The key newcomers are guard Trey Kell, from San Diego’s St. Augustine High, and forward Angelo Chol, another local from San Diego’s Hoover High who transferred from Arizona.

The 6-foot-10 Malik Pope is SDSU's first five-star recruit. Other freshmen moving the needle are forward Zylan Cheatham and guard Kevin Zabo.

"I like our team,'' Fisher said. "And they like each other.''

They also no doubt like their coach, a modest Midwesterner not far removed from his high school instructor roots. He's called "coach," but "teacher" is a more appropriate moniker. That his classroom seats 12,414 spectators is just part of the gig.

"I probably could have stayed in the high school ranks my entire career and been happy,'' said Fisher, a two-time national coach of the year. "I coached basketball and taught math and that was fine with me.''

But he’s a gifted a college basketball coach and last month received the John R. Wooden Legends of Coaching award — named after the legendary UCLA men’s basketball coach who won 10 NCAA championships in a 12-year period.
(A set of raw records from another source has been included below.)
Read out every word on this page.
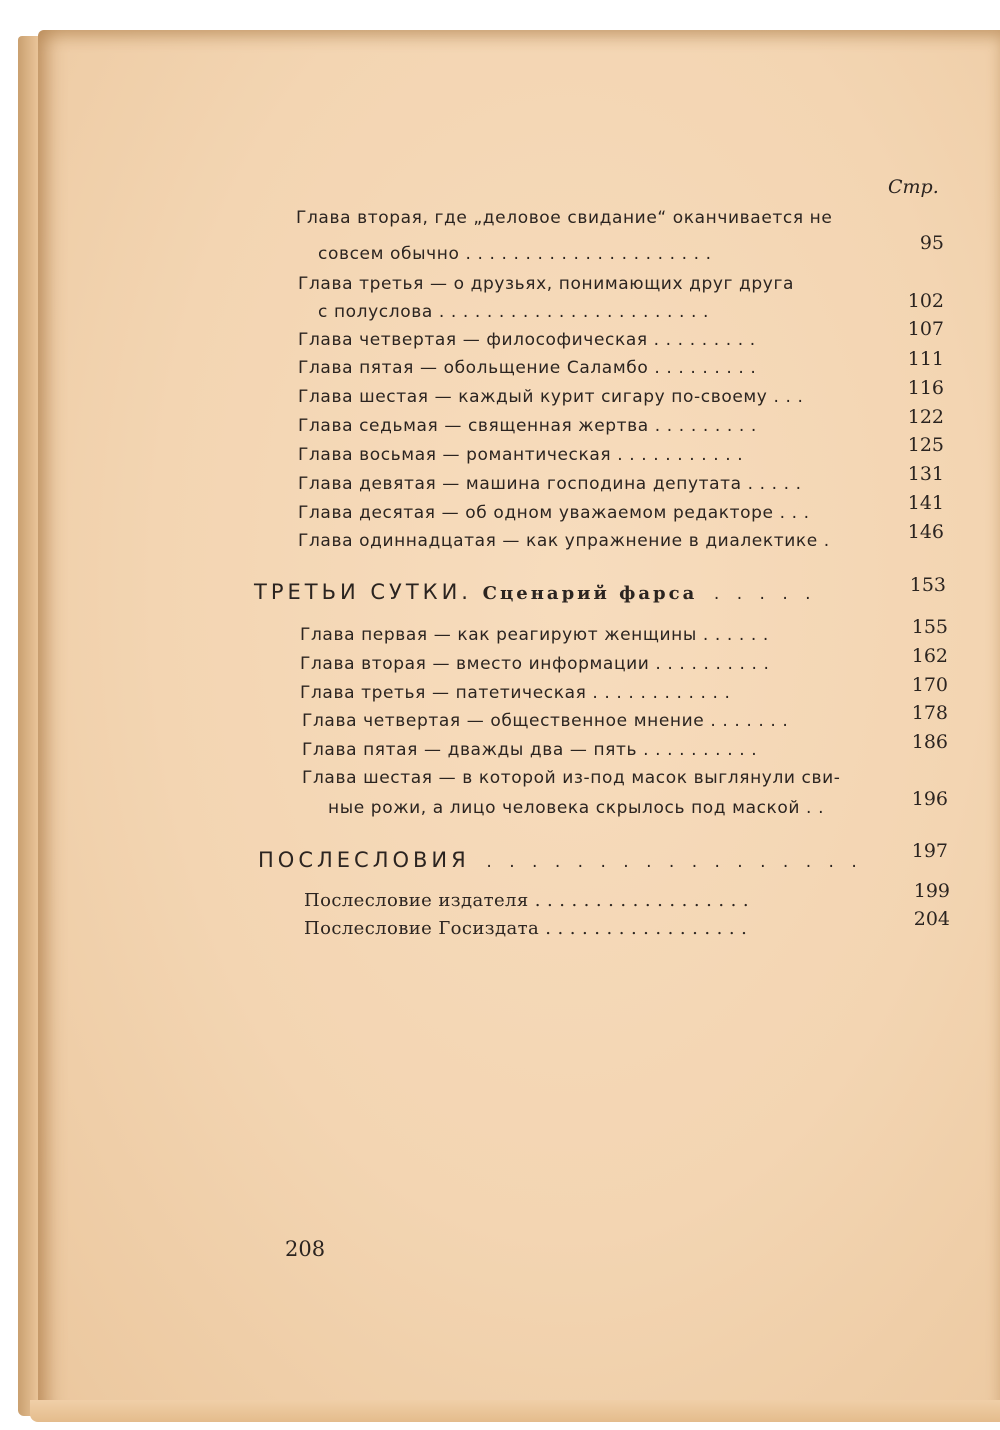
Стр.
Глава вторая, где „деловое свидание“ оканчивается не
совсем обычно . . . . . . . . . . . . . . . . . . . . .	95
Глава третья — о друзьях, понимающих друг друга
с полуслова . . . . . . . . . . . . . . . . . . . . . . .	102
Глава четвертая — философическая . . . . . . . . .	107
Глава пятая — обольщение Саламбо . . . . . . . . .	111
Глава шестая — каждый курит сигару по-своему . . .	116
Глава седьмая — священная жертва . . . . . . . . .	122
Глава восьмая — романтическая . . . . . . . . . . .	125
Глава девятая — машина господина депутата . . . . .	131
Глава десятая — об одном уважаемом редакторе . . .	141
Глава одиннадцатая — как упражнение в диалектике .	146
ТРЕТЬИ СУТКИ. Сценарий фарса . . . . .	153
Глава первая — как реагируют женщины . . . . . .	155
Глава вторая — вместо информации . . . . . . . . . .	162
Глава третья — патетическая . . . . . . . . . . . .	170
Глава четвертая — общественное мнение . . . . . . .	178
Глава пятая — дважды два — пять . . . . . . . . . .	186
Глава шестая — в которой из-под масок выглянули сви-
ные рожи, а лицо человека скрылось под маской . .	196
ПОСЛЕСЛОВИЯ . . . . . . . . . . . . . . . . .	197
Послесловие издателя . . . . . . . . . . . . . . . . . .	199
Послесловие Госиздата . . . . . . . . . . . . . . . . .	204
208
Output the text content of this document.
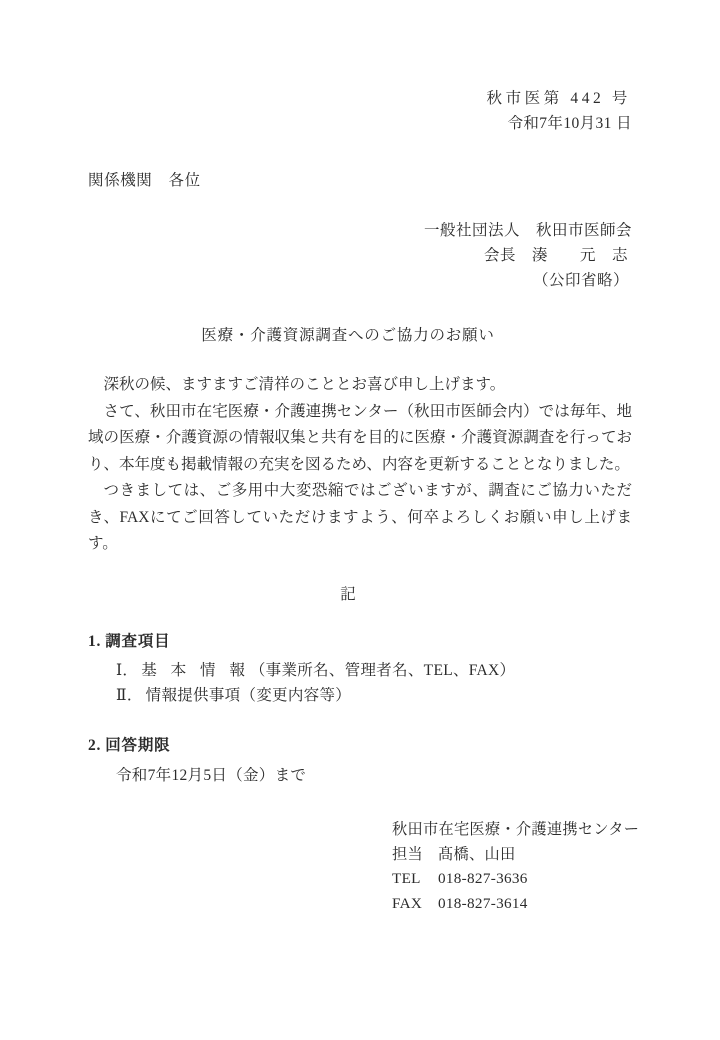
秋市医第 442 号
令和7年10月31 日
関係機関　各位
一般社団法人　秋田市医師会
会長　湊　　元　志
（公印省略）
医療・介護資源調査へのご協力のお願い

深秋の候、ますますご清祥のこととお喜び申し上げます。

さて、秋田市在宅医療・介護連携センター（秋田市医師会内）では毎年、地域の医療・介護資源の情報収集と共有を目的に医療・介護資源調査を行っており、本年度も掲載情報の充実を図るため、内容を更新することとなりました。

つきましては、ご多用中大変恐縮ではございますが、調査にご協力いただき、FAXにてご回答していただけますよう、何卒よろしくお願い申し上げます。

記
1. 調査項目
Ⅰ． 基 本 情 報（事業所名、管理者名、TEL、FAX）
Ⅱ． 情報提供事項（変更内容等）
2. 回答期限
令和7年12月5日（金）まで
秋田市在宅医療・介護連携センター
担当 髙橋、山田
TEL 018-827-3636
FAX 018-827-3614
He’s the 17th recipient of the award, which according to its website, “recognizes the lifetime achievement of coaches.”

“When selecting the individual, the Wooden Award Committee considers a coach’s character, success rate on the court, graduating rate of student athletes, his coaching philosophy and his identification with the goals of the John R. Wooden Award.”

Fisher said that Wooden “epitomizes what we all should aspire to be as people.''

"He exemplifies the qualities that a father should have, a friend should have, a teacher should have,'' he said.

The Aztecs are fortunate to have Fisher.

And, ready or not, Fisher's 16th season at SDSU might be his sweetest.